Many business owners turn to a business loan in order to fulfill their financial requirements and to successfully steer their businesses in the right direction. However, especially if you’ve never taken out a loan before, it can all seem pretty confusing. You just ask the bank employee about a business loan and next thing you know they’re asking you about unsecured business loans and secured business loans. What does it all mean? Well, we’re here to tell you exactly what it means, and by the time you finish reading this piece, you should know the differences between unsecured and secured business loans and which is better for you.
The main difference
The main difference between the two is how the lender handles compensation in case of defaulting. Defaulting means not being able to make your payments as scheduled, and thus not respecting the conditions of the loan. Depending on which type of loan you went for, the lender will take a different course of action.
Unsecured business loans
If you default on unsecured small business loans, you are looking at a rough time because the lender has the right to sue you. Not only do they have the right, but they probably will since it’s a business and they don’t want to just lose the money they’ve lent to you.

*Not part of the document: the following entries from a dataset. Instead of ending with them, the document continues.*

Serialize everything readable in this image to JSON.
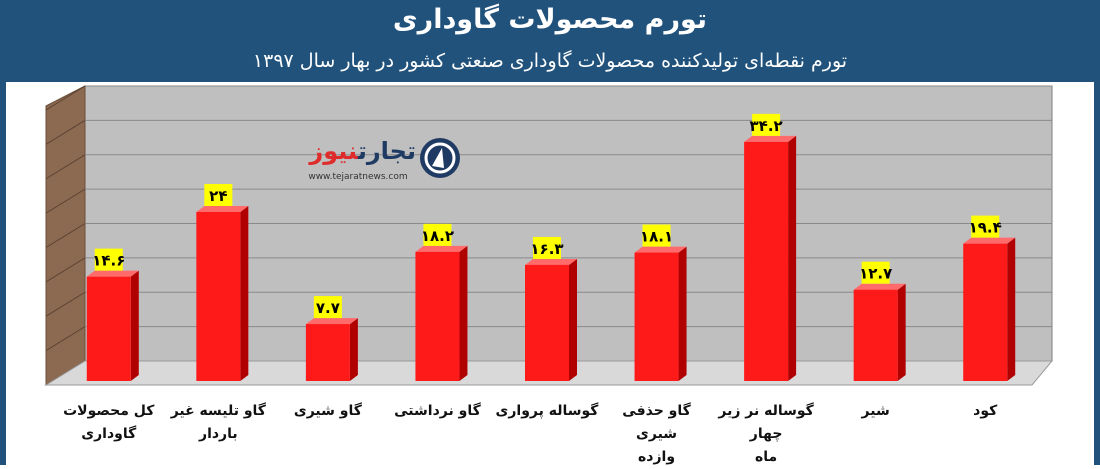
{
  "header": {
    "title": "تورم محصولات گاوداری",
    "subtitle": "تورم نقطه‌ای تولیدکننده محصولات  گاوداری صنعتی کشور در بهار سال ۱۳۹۷"
  },
  "logo": {
    "name_part1": "تجارت",
    "name_part2": "نیوز",
    "url": "www.tejaratnews.com"
  },
  "colors": {
    "frame": "#21527c",
    "bar": "#ff1a1a",
    "bar_dark": "#b00000",
    "label_bg": "#ffff00",
    "plot_wall": "#bfbfbf",
    "plot_side": "#8c6a52"
  },
  "chart_data": {
    "type": "bar",
    "title": "تورم محصولات گاوداری",
    "subtitle": "تورم نقطه‌ای تولیدکننده محصولات  گاوداری صنعتی کشور در بهار سال ۱۳۹۷",
    "categories": [
      [
        "کل محصولات",
        "گاوداری"
      ],
      [
        "گاو تلیسه غیر",
        "باردار"
      ],
      [
        "گاو شیری"
      ],
      [
        "گاو نرداشتی"
      ],
      [
        "گوساله پرواری"
      ],
      [
        "گاو حذفی شیری",
        "وازده"
      ],
      [
        "گوساله نر زیر چهار",
        "ماه"
      ],
      [
        "شیر"
      ],
      [
        "کود"
      ]
    ],
    "values": [
      14.6,
      24,
      7.7,
      18.2,
      16.3,
      18.1,
      34.2,
      12.7,
      19.4
    ],
    "data_labels": [
      "۱۴.۶",
      "۲۴",
      "۷.۷",
      "۱۸.۲",
      "۱۶.۳",
      "۱۸.۱",
      "۳۴.۲",
      "۱۲.۷",
      "۱۹.۴"
    ],
    "ylim": [
      0,
      40
    ],
    "grid": true,
    "legend": "none"
  }
}
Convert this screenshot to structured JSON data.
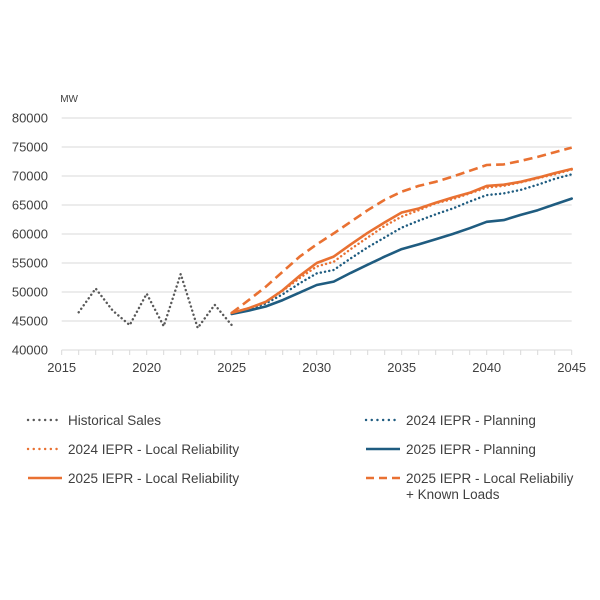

If you default on a secured business loan, you will lose your collateral. What is collateral, you ask? It’s whatever you want it to be, as long as it was expensive. Basically it’s one asset or multiple assets which will be offered as a guarantee. If your credit score is bad or you have a poor financial history, a bank for instance will mostly offer you a secured loan. That’s because they don’t trust you enough for the unsecured loan.
The interest rates
The interest rate is another form of guarantee for the lender that you will pay on time and that they can trust you with their money. On top of what you borrowed, you will pay an interest rate, which is an added percentage calculated differently based on what type of interest rate you are offered (fixed or changing).
With secured loans, your business puts up collateral as a guarantee so the lender will be OK with charging you a lower interest rate. With an unsecured loan however, there’s nothing to guarantee that you will come through, so the interest rates are usually higher here.
Which business loan is better?
It’s not a matter of which is better, but rather which is better for you. If you have bad credit but need the loan, the secured loan might be a good choice for you because the interest rates are lower. If you can make sure you can pay back on time, you aren’t running the risk of losing your collateral. However in other cases an unsecured loan might be the better pick since you don’t have that pressure of losing your house for example.